Ils ont conçu plus ou moins clairement une perfection idéale. Remplis de leurs idées, ils ont cherché à les transmettre même à ceux qui ne sont point initiés dans les mystères des Arts ; mais la plupart des explications, manquant d’une clarté difficile à obtenir en effet, lorsqu’il s’agit de perfections abstraites, sont à la portée de très-peu d’Artistes, & ne sont point comprises par ceux qui n’exercent point les Arts.

Il est arrivé cependant que les charmes d’une élocution animée ou séduisante, & la chaleur communicative de l’enthousiasme, ont fait imaginer quelquefois qu’on voyoit assez clairement ce qu’on entrevoyoit à peine, & que l’on concevoit ce dont on ne pouvoit cependant pas bien transmettre l’idée à d’autres ; il reste donc encore des obscurités sur ce que l’on doit entendre généralement par le beau idéal, & je vais essayer de m’exprimer, sur cet objet, de manière à être compris par ceux qui pratiquent & par ceux qui ne pratiquent pas les Arts.

Le beau idéal est aujourd’hui, à notre égard, la réunion des plus grandes perfections que puisent offrir partiellement certains individus choisis.

Si l’on veut concevoir le beau idéal d’une manière plus relative aux idées qu’avoient les Artistes Grecs vers le siècle de Péricsès, il faut imaginer le beau tel qu’il existeroit, si la Nature formoit ses productions & l’homme sur-tout, avec le choix le plus exquis, avec toutes les perfections générales & particulières dont se trouvent susceptibles 1es formes & les mouvemens qui lui sont prescrits, en y joignant les relations visibles que ces formes & ces mouvemens peuvent avoir avec les affections sentimentales les plus spirituelles, les plus élevées & les plus parfaites.
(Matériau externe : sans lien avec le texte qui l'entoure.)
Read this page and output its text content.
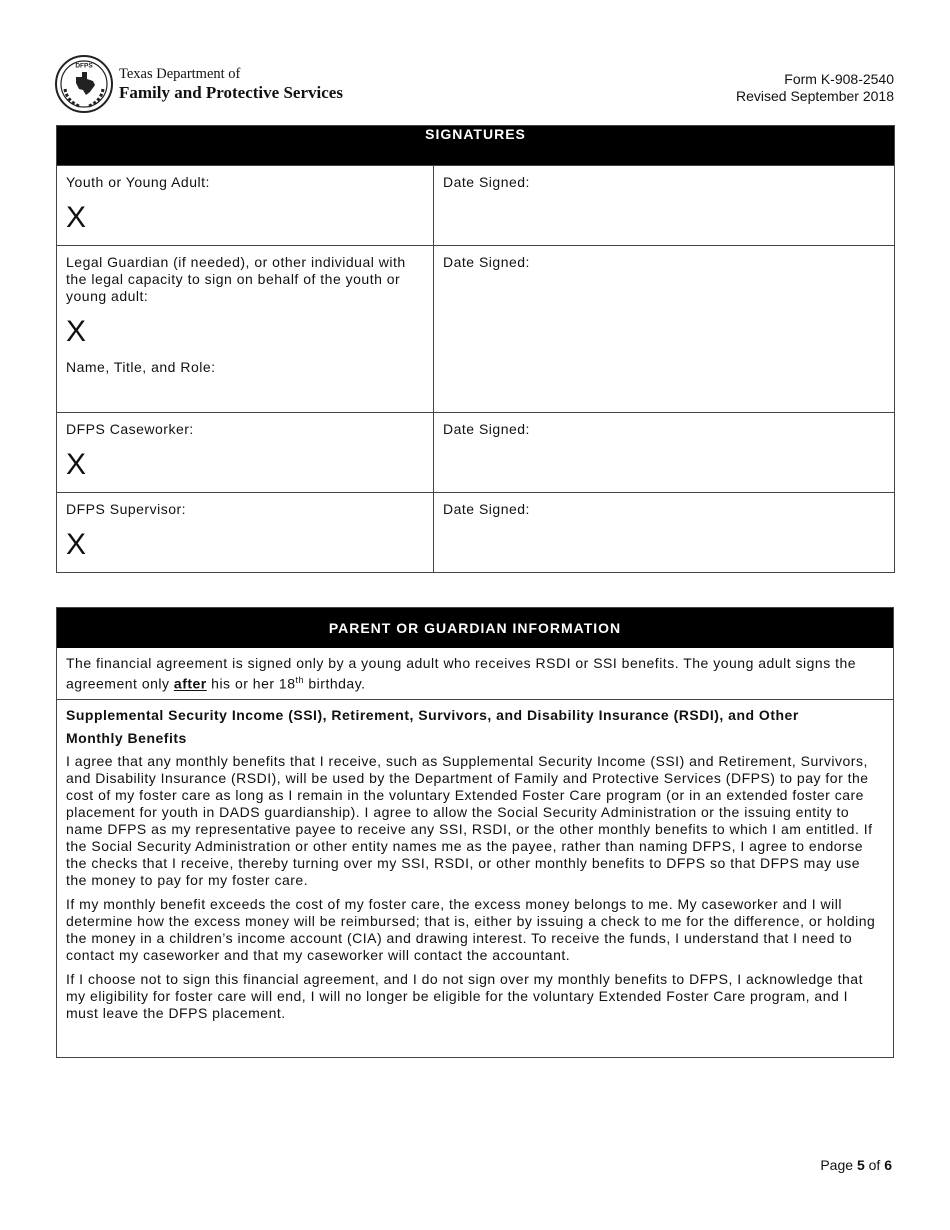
DFPS Texas Department of
Family and Protective Services
Form K-908-2540
Revised September 2018
SIGNATURES	

Youth or Young Adult:
X	Date Signed:

Legal Guardian (if needed), or other individual with the legal capacity to sign on behalf of the youth or young adult:
X
Name, Title, and Role:	Date Signed:

DFPS Caseworker:
X	Date Signed:

DFPS Supervisor:
X	Date Signed:
PARENT OR GUARDIAN INFORMATION
The financial agreement is signed only by a young adult who receives RSDI or SSI benefits. The young adult signs the agreement only after his or her 18th birthday.
Supplemental Security Income (SSI), Retirement, Survivors, and Disability Insurance (RSDI), and Other
Monthly Benefits

I agree that any monthly benefits that I receive, such as Supplemental Security Income (SSI) and Retirement, Survivors, and Disability Insurance (RSDI), will be used by the Department of Family and Protective Services (DFPS) to pay for the cost of my foster care as long as I remain in the voluntary Extended Foster Care program (or in an extended foster care placement for youth in DADS guardianship). I agree to allow the Social Security Administration or the issuing entity to name DFPS as my representative payee to receive any SSI, RSDI, or the other monthly benefits to which I am entitled. If the Social Security Administration or other entity names me as the payee, rather than naming DFPS, I agree to endorse the checks that I receive, thereby turning over my SSI, RSDI, or other monthly benefits to DFPS so that DFPS may use the money to pay for my foster care.

If my monthly benefit exceeds the cost of my foster care, the excess money belongs to me. My caseworker and I will determine how the excess money will be reimbursed; that is, either by issuing a check to me for the difference, or holding the money in a children’s income account (CIA) and drawing interest. To receive the funds, I understand that I need to contact my caseworker and that my caseworker will contact the accountant.

If I choose not to sign this financial agreement, and I do not sign over my monthly benefits to DFPS, I acknowledge that my eligibility for foster care will end, I will no longer be eligible for the voluntary Extended Foster Care program, and I must leave the DFPS placement.

Page 5 of 6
Je vais rendre cette explication plus intelligible en la developpant.

On distingue trois sortes d’imitations dans les Arts du dessin ; l’imitation servile des objets tels qu’ils s’offrent à l’imitateur ; l’imitation des objets que l’imitateur choisit & préfère ; enfin l’imitation qui réunit les parties les plus parfaites d’un grand nombre d’objets choisis.

La première de ces imitations (qui certainement est la moins idéale de toutes) est celle par laquelle l’Art commence toujours à s’essayer.

La seconde appartient aux progrès de l’Art.

La troisième est un degré suréminent auquel l’Art ne peut être élevé & soutenu que par le concours d’un nombre de causes actives & puissantes dont j’ai déja parlé dans le Discours Préliminaire & à l’article ART, mais qu’il est indispensable que je rappelle ici en peu de mots.

Ces causes sont une température favorable aux développemens physiques & moraux ; l’art de transmettre, à l’aide de l’écriture, des idées & des lumières & l’ascendant des grandes institutions, ascendant prodigieux, puisqu’il élève l’homme au-dessus de lui-même, c’est-à-dire de la personnalité, & qu’il porte, à l’aide de l’enthousiasme & de l’amour de la gloire, les vertus, ainsi que les Arts, à des perfections sublimes & en quelque façon surnaturelles.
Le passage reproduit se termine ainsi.